Right after that first game, La Russa called Ankiel's return the Cardinals' greatest joy in baseball "short of winning the World Series." This, from a manager (as chronicled in George Will's classic "Men at Work") not given to happy talk. La Russa is the ultimate baseball logician, driven by numbers and stats. He may be more machine than man, but he confessed at the postgame news conference: "I'm fighting my butt off to keep it together."

Translation: I'm trying like hell to keep from bursting into tears at the resurrection of a young man who seven years ago dissolved in front of my eyes. La Russa was required to "keep it together" because, as codified most succinctly by Tom Hanks (in "A League of Their Own"), "There's no crying in baseball."

But there can be redemption. And a touch of glory.
Ronald Reagan, I was once told, said he liked "The Natural" except that he didn't understand why the Dark Lady shoots Roy Hobbs. Reagan, the preternatural optimist, may have had difficulty fathoming tragedy, but no one knows why Hobbs is shot. It is fate, destiny, nemesis. Perhaps the dawning of knowledge, the coming of sin. Or more prosaically, the catastrophe that awaits everyone from a single false move, wrong turn, fatal encounter. Every life has such a moment. What distinguishes us is whether -- and how -- we ever come back.


Anonymous said...

This past Sunday you preached on the Ark of the Covenant. This sparked a conversation between my 8 year old daughter and my wife. Out of this conversation the following questions regarding the contents of the Ark evolved.
In Hebrews the contents of the Ark in the Tabernacle is clearly listed as the tablets, the manna, and the rod.
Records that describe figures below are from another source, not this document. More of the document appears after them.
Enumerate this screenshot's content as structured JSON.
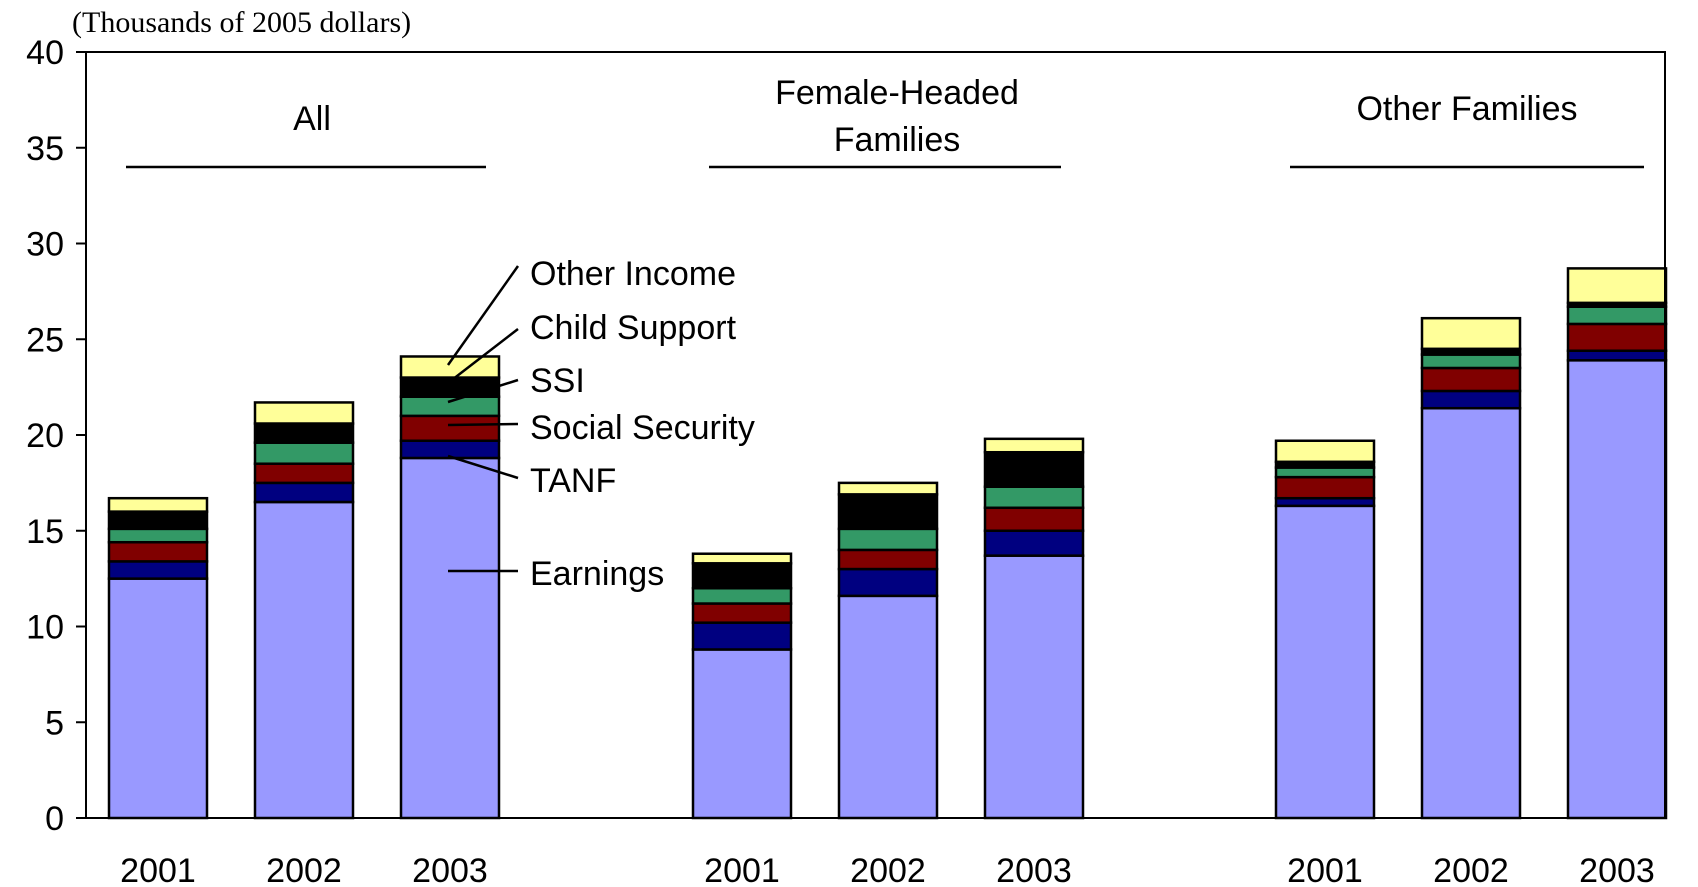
{
  "chart_data": {
    "type": "bar",
    "stacked": true,
    "units_label": "(Thousands of 2005 dollars)",
    "ylim": [
      0,
      40
    ],
    "yticks": [
      "0",
      "5",
      "10",
      "15",
      "20",
      "25",
      "30",
      "35",
      "40"
    ],
    "grid": false,
    "legend_placement": "inline-annotations",
    "groups": [
      {
        "label_lines": [
          "All"
        ],
        "categories": [
          "2001",
          "2002",
          "2003"
        ]
      },
      {
        "label_lines": [
          "Female-Headed",
          "Families"
        ],
        "categories": [
          "2001",
          "2002",
          "2003"
        ]
      },
      {
        "label_lines": [
          "Other Families"
        ],
        "categories": [
          "2001",
          "2002",
          "2003"
        ]
      }
    ],
    "series": [
      {
        "name": "Earnings",
        "color": "#9999ff",
        "values": [
          12.5,
          16.5,
          18.8,
          8.8,
          11.6,
          13.7,
          16.3,
          21.4,
          23.9
        ]
      },
      {
        "name": "TANF",
        "color": "#000080",
        "values": [
          0.9,
          1.0,
          0.9,
          1.4,
          1.4,
          1.3,
          0.4,
          0.9,
          0.5
        ]
      },
      {
        "name": "Social Security",
        "color": "#800000",
        "values": [
          1.0,
          1.0,
          1.3,
          1.0,
          1.0,
          1.2,
          1.1,
          1.2,
          1.4
        ]
      },
      {
        "name": "SSI",
        "color": "#339966",
        "values": [
          0.7,
          1.1,
          1.0,
          0.8,
          1.1,
          1.1,
          0.5,
          0.7,
          0.9
        ]
      },
      {
        "name": "Child Support",
        "color": "#000000",
        "values": [
          0.9,
          1.0,
          1.0,
          1.3,
          1.8,
          1.8,
          0.3,
          0.3,
          0.2
        ]
      },
      {
        "name": "Other Income",
        "color": "#ffff99",
        "values": [
          0.7,
          1.1,
          1.1,
          0.5,
          0.6,
          0.7,
          1.1,
          1.6,
          1.8
        ]
      }
    ]
  }
}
However, in 1 Kings 8:9 King Solomon is bringing the Ark into the Temple and the only content listed is the tablets.
Where did the manna and rod go? Is there any theological significance to this? I know that the Ark was in the hands of many people over the years, is this the reason for the missing items? Any help that you can be would be greatly appreciated. Thanks James. By the way you can email me at

Paul Burleson said...


I appreciate your comment and the opportunity of preaching at Southcliff. What a delight it was.

Your conversation with your wife and eight year old daughter reminded me of some of the Burleson household conversations of years past and particularly when I pastored Southliff in the late seventies and early eighties..

I remember one Sunday we, all six of us, were home having Sunday lunch and, as would frequently happen, a conversation started about what I had preached that morning. We...literally...sat and talked until time to go get dressed for the evening service. I, Mary, Cherri, Wade, Melody and Brett had made a day of it.

Now just a few remarks to add you your family's great discussion. The manna and rod were "apparently" removed before Solomon's Temple was built. 1 Kings 8 says there was nothing in the Ark except the law when it was placed in his newly built Temple. This chapter references the dedication of that Temple..

Hebrews 9:4 references the Tabernacle of Moses and the Ark therein. So...they had been obviously removed by Solomon's time. By whom and why are not referenced scripturally that I can see. I have no personal opinion which would be speculation at best.

Of course the Ark was lost after the Babylonians and Nebuchadnezzar.

I think it had fulfilled it's purpose and Jesus fulfilled all it was symbolizing with what He did at Calvary.

Again, thanks for your comment.

Anonymous said...

The Natural - Rick Ankiel. I can hear the french horns now!

Steve Austin

P.S.: If he decides to try pitching again, look for a no-hitter.

Paul Burleson said...


I have to admit Ankiel was unknown to me before reading this but his confidence has to have been been restored. You are probably right....were he ever to pitch again.